Credit card pre-authorization means that when ordering a certain product or service, the merchant temporarily freezes a certain amount before the customer uses the credit card to pay, so as to confirm whether the customer has sufficient credit limit. Pre-authorization is typically done for large transactions, high-risk transactions, or transactions that require a deposit. When a customer completes a transaction using a credit card, the merchant will request the bank to deduct the corresponding amount.

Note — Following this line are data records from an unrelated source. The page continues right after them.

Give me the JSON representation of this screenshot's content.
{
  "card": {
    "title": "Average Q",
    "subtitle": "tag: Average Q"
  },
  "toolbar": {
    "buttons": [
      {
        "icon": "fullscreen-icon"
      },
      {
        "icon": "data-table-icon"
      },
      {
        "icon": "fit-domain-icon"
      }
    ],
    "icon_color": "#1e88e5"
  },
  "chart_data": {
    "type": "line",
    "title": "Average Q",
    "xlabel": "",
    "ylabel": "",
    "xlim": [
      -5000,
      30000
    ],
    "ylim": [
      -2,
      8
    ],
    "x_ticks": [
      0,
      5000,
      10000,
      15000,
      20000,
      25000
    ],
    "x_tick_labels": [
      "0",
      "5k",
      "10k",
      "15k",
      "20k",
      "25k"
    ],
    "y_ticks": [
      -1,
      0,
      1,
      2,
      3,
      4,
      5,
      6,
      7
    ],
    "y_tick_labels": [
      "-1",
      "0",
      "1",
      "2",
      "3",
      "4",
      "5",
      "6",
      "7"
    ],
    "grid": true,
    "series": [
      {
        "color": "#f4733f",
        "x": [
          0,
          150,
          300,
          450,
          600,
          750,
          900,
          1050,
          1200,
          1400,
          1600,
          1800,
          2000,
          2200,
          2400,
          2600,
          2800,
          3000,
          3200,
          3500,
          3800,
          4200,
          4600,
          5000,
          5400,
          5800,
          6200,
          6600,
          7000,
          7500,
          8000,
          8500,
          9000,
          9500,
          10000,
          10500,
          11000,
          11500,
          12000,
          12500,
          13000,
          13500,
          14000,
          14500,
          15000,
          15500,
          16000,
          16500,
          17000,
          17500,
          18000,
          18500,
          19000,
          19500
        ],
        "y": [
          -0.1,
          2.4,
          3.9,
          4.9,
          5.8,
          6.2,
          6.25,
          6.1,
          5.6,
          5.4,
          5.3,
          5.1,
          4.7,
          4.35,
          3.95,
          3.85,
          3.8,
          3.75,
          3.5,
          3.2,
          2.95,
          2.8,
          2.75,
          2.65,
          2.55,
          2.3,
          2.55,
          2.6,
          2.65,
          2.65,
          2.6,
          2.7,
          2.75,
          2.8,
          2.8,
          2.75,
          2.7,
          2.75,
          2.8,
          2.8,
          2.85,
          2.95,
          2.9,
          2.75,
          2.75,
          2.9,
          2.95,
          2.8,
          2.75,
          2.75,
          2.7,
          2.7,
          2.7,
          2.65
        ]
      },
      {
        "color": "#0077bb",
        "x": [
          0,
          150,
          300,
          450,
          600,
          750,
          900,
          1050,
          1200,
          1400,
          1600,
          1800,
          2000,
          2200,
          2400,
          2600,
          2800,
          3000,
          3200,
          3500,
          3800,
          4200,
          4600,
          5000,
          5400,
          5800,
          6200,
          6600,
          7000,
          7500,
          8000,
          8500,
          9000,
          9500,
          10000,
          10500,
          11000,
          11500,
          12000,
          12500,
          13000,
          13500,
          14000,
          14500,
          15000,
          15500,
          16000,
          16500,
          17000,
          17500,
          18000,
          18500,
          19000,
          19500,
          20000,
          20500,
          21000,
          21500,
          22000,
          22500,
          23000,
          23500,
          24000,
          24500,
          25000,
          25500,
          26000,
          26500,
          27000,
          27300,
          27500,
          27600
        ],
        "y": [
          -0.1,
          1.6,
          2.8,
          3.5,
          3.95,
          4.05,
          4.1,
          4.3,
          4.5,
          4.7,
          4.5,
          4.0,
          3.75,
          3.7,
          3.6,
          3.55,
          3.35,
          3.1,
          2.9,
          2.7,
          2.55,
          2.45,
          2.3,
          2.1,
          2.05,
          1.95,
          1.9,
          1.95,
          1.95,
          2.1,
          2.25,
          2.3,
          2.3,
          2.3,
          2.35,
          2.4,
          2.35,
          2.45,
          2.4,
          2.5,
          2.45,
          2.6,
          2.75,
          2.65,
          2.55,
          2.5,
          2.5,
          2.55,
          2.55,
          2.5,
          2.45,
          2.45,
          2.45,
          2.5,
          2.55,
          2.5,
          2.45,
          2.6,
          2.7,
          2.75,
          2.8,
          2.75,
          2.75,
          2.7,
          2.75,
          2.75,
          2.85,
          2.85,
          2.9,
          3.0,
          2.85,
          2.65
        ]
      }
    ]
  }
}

Credit card pre-authorization has certain advantages and disadvantages. The advantage is that pre-authorization can help merchants confirm the customer's payment ability and avoid risky or fraudulent transactions. Additionally, pre-authorization saves merchants time and effort by eliminating the need to wait for a transaction to be processed before confirming payment. However, the disadvantage is that pre-authorization may cause additional trouble and consumption restrictions to customers. The customer's credit limit is temporarily frozen, affecting the customer's other credit card use.

How to avoid credit card pre-authorization issues?

To avoid problems caused by credit card pre-authorization, customers can understand the merchant's transaction policy and payment method before making a transaction to ensure that they have sufficient credit limit. In addition, customers can avoid refund issues due to payment problems by understanding the merchant's refund policy in advance. Customers are advised to do more homework before using their credit card to avoid unnecessary pre-authorized transactions. In short, credit card pre-authorization is a common transaction method, but you need to pay attention to related issues and precautions to ensure the security and smoothness of the transaction.